Avec l’accord de la mère, l’un des deux pères adoptifs fait une reconnaissance préalable de paternité, assiste à l’accouchement, et se désigne de nouveau comme le père biologique auprès de l’état-civil après la naissance. Un signalement de la DSFE amènera le parquet à ouvrir une enquête, à perquisitionner en novembre le domicile du couple, et à placer l’enfant auprès des services sociaux. En février, pourtant, le tribunal correctionnel avait prononcé la relaxe pour les deux couples. Une décision dont le parquet avait fait appel, dans l’espoir de faire appliquer, au travers de cette affaire, une nouvelle ligne plus stricte vis-à-vis des « dérives » de l’adoption fa’a’amu.

« Le commerce d’enfant est une pratique bien sûr inacceptable »

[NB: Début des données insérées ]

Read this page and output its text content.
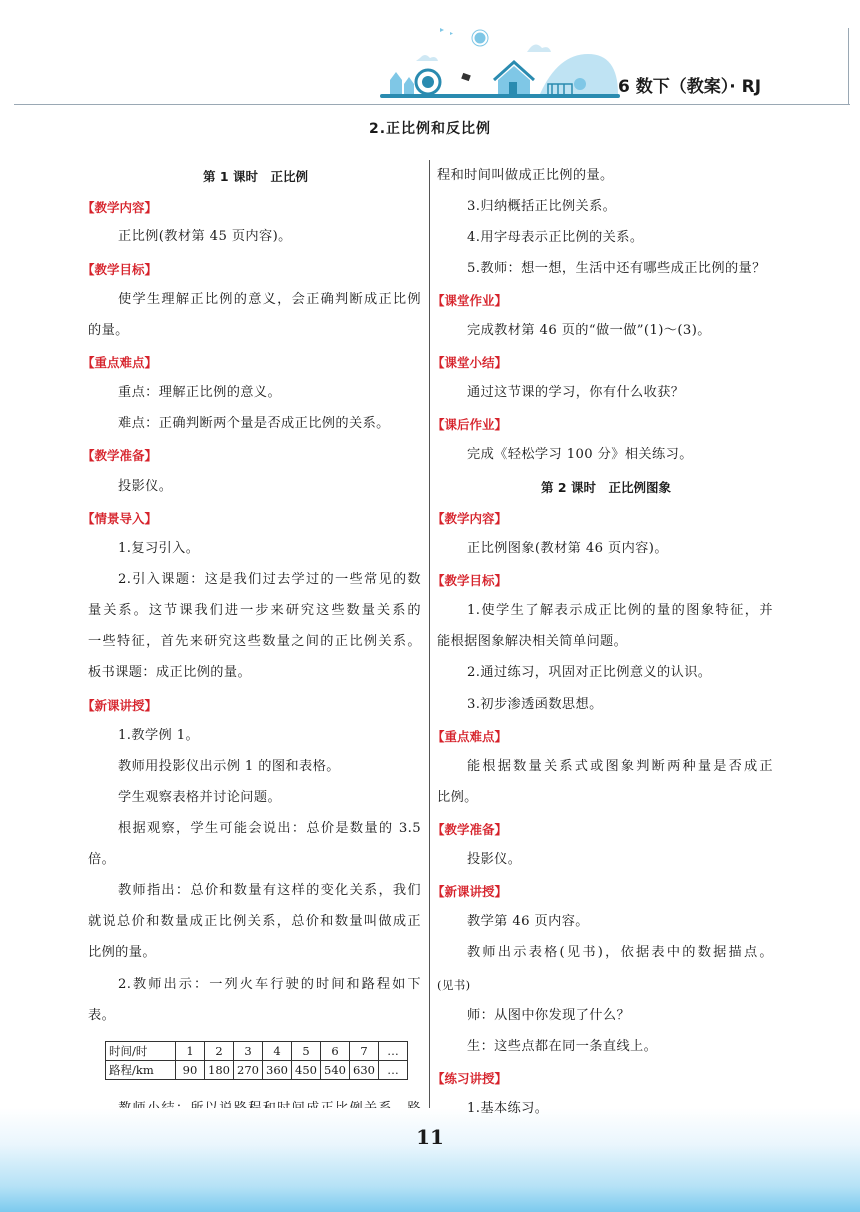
6 数下（教案）· RJ
2.正比例和反比例
第 1 课时　正比例
【教学内容】
正比例(教材第 45 页内容)。
【教学目标】
使学生理解正比例的意义，会正确判断成正比例
的量。
【重点难点】
重点：理解正比例的意义。
难点：正确判断两个量是否成正比例的关系。
【教学准备】
投影仪。
【情景导入】
1.复习引入。
2.引入课题：这是我们过去学过的一些常见的数
量关系。这节课我们进一步来研究这些数量关系的
一些特征，首先来研究这些数量之间的正比例关系。
板书课题：成正比例的量。
【新课讲授】
1.教学例 1。
教师用投影仪出示例 1 的图和表格。
学生观察表格并讨论问题。
根据观察，学生可能会说出：总价是数量的 3.5
倍。
教师指出：总价和数量有这样的变化关系，我们
就说总价和数量成正比例关系，总价和数量叫做成正
比例的量。
2.教师出示：一列火车行驶的时间和路程如下
表。
时间/时	1	2	3	4	5	6	7	…
路程/km	90	180	270	360	450	540	630	…
程和时间叫做成正比例的量。
3.归纳概括正比例关系。
4.用字母表示正比例的关系。
5.教师：想一想，生活中还有哪些成正比例的量？
【课堂作业】
完成教材第 46 页的“做一做”(1)～(3)。
【课堂小结】
通过这节课的学习，你有什么收获？
【课后作业】
完成《轻松学习 100 分》相关练习。
第 2 课时　正比例图象
【教学内容】
正比例图象(教材第 46 页内容)。
【教学目标】
1.使学生了解表示成正比例的量的图象特征，并
能根据图象解决相关简单问题。
2.通过练习，巩固对正比例意义的认识。
3.初步渗透函数思想。
【重点难点】
能根据数量关系式或图象判断两种量是否成正
比例。
【教学准备】
投影仪。
【新课讲授】
教学第 46 页内容。
教师出示表格(见书)，依据表中的数据描点。
(见书)
师：从图中你发现了什么？
生：这些点都在同一条直线上。
【练习讲授】
1.基本练习。
11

La cour d’appel a pourtant confirmé cette relaxe ce matin, dans une décision, encore une fois, particulièrement argumentée. La présidente du tribunal a ainsi rappelé que « le commerce d’enfant est une pratique bien sûr inacceptable », et qui n’a « rien à voir » avec la pratique traditionnelle du fa’a’amu en Polynésie. Avant de décortiquer chaque chef d’accusation et d’expliquer pourquoi ils avaient été, en l’espèce, écartés. À commencer par le délit de soustraction d’enfant, non constitué puisque les adoptants n’ont à aucun moment agi contre la décision des parents biologiques, qui avait d’ailleurs décidé de confier leur enfant avant leur rencontre. Pour l’avocat du couple qui a adopté, Me Bennouar, il s’agit avant tout de la reconnaissance que cette adoption a été faite « dans l’intérêt » de la petite fille adoptée.

« Aucune promesse, si ce n’est celle de lui prodiguer une vie meilleure »

Concernant la fausse déclaration de paternité, le tribunal, comme en première instance, a considéré qu’il s’agissait d’une « reconnaissance de complaisance », là encore « dans l’intérêt de l’enfant », plus qu’un acte frauduleux. Enfin, le délit d’incitation à l’abandon n’a pas été retenu puisque le couple d’adoptants n’a formulé « aucune promesse, si ce n’est celle de prodiguer une vie meilleure » à l’enfant. Les parents biologiques avaient bien reçu, quelque temps après l’accouchement, de l’argent pour des frais de santé de la mère et des besoins matériels de la famille. Mais ces 114 000 francs n’étaient « pas promis » et qui ne peuvent « en aucun cas » être considérée comme le « prix » du bébé polynésien, a pointé la présidente du tribunal. « Ils ont adhéré à une famille » et ont donc fait jouer les devoirs « d’humanité » et de « solidarité », explique l’avocat du couple.

L’affaire n’est toutefois pas terminée : la petite fille a été placée dans les services sociaux, et les parents adoptants sont en attente d’une décision du juge des enfants pour la récupérer.